This project is the culmination of our work in the "ECE484: Principles of Safe Autonomy" course at UIUC, undertaken by a team of four members. The primary objective is to design a purely vision-based autonomous navigation system capable of real-time lane following while ensuring a smooth and reliable driving experience across various real-world scenarios.
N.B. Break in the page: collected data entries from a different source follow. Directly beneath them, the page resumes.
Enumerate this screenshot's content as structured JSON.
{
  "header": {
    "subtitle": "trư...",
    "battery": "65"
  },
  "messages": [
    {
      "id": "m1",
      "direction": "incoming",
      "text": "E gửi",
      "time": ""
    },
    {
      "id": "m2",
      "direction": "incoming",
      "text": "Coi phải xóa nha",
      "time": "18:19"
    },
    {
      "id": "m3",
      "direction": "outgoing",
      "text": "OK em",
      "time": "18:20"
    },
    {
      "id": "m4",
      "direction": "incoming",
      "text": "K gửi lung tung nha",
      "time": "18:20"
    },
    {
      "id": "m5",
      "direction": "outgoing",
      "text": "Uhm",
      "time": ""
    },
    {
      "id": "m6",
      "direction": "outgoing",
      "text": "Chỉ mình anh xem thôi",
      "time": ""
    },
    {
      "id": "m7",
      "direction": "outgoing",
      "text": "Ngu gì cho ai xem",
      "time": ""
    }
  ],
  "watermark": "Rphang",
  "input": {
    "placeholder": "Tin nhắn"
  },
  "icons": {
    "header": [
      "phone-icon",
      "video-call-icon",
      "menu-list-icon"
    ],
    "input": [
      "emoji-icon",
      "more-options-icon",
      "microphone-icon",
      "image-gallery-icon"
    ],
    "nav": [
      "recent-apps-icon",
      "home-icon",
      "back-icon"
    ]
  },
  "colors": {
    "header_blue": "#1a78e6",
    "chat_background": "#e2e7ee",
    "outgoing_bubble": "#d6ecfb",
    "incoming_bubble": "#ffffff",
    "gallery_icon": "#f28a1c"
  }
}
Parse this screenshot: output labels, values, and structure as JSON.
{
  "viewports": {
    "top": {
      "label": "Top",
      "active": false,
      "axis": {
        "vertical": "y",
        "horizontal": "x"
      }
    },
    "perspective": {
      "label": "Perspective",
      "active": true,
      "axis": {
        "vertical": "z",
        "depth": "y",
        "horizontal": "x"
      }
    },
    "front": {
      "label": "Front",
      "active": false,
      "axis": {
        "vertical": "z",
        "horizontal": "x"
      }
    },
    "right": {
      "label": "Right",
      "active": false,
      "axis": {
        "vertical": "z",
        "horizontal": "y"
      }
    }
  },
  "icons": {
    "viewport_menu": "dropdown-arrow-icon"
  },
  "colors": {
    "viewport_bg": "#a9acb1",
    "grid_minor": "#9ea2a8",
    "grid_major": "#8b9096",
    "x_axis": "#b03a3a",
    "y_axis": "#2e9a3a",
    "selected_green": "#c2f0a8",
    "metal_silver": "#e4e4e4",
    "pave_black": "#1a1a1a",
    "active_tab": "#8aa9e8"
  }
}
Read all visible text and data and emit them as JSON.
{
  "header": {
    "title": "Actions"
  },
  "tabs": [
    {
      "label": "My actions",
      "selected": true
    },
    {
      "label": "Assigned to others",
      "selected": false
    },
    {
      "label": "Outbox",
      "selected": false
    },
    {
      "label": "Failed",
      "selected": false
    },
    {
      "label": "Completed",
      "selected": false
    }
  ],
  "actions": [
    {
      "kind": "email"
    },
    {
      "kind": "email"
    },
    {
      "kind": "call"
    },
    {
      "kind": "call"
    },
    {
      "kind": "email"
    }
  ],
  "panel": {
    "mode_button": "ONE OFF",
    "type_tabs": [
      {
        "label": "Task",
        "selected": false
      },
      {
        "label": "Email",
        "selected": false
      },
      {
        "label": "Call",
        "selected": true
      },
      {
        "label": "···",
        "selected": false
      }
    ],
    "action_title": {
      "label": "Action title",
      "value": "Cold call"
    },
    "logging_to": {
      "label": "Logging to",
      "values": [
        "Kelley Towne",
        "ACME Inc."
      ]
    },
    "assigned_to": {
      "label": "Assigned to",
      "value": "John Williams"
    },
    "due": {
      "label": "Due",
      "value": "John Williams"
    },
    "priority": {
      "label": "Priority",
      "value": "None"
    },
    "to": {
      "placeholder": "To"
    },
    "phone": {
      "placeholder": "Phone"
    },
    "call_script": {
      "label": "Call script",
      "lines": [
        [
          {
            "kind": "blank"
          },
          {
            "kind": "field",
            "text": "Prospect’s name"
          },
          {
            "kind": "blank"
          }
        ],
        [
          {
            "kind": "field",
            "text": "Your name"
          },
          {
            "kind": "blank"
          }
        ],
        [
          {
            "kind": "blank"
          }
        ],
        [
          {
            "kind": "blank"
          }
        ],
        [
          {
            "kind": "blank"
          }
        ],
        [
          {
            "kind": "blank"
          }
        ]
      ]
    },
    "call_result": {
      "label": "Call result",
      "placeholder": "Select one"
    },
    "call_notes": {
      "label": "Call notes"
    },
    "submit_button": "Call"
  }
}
The system is specifically designed to handle three critical situations: stop sign detection, pedestrian detection, and navigating through road work zones.
Introduction
Imagine sitting in a vehicle that effortlessly takes you anywhere without the need for
manual operation, autonomous vehicles have the potential to turn this vision into reality.
A key component of such systems is a robust navigation system capable of reliable lane
following.
In this project, we focus on developing a purely vision-based navigation system, aiming to
eliminate dependence on costly sensors like LiDAR, thereby making autonomous technology more
accessible and scalable.
Our system is designed to perform real-time lane following while seamlessly handling
critical scenarios such as stop sign detection, pedestrian avoidance, and navigating road
work zones, showcasing its potential to enhance safety and adaptability across diverse
driving environments.
Approaches
Hardware Architecture
The whole system is based on ROS Noetic. All the nodes are running on a companion computer equipped on the rover.> GEMe2 Vehicle
The following figure 1. is the hardware architecture of the GEMe2 Vehicle:

Figure 1. Hardware architecture
"AStuff Spectra2 Computer" (with CPU - Intel Xeon E-2278G 3.40GHz x16" and two GPUs - NVIDIA
RTX A4000) is the companion computer of the vehicle which deals with different signals from
sensors.
Multiple sensors were equipped on the vehicle.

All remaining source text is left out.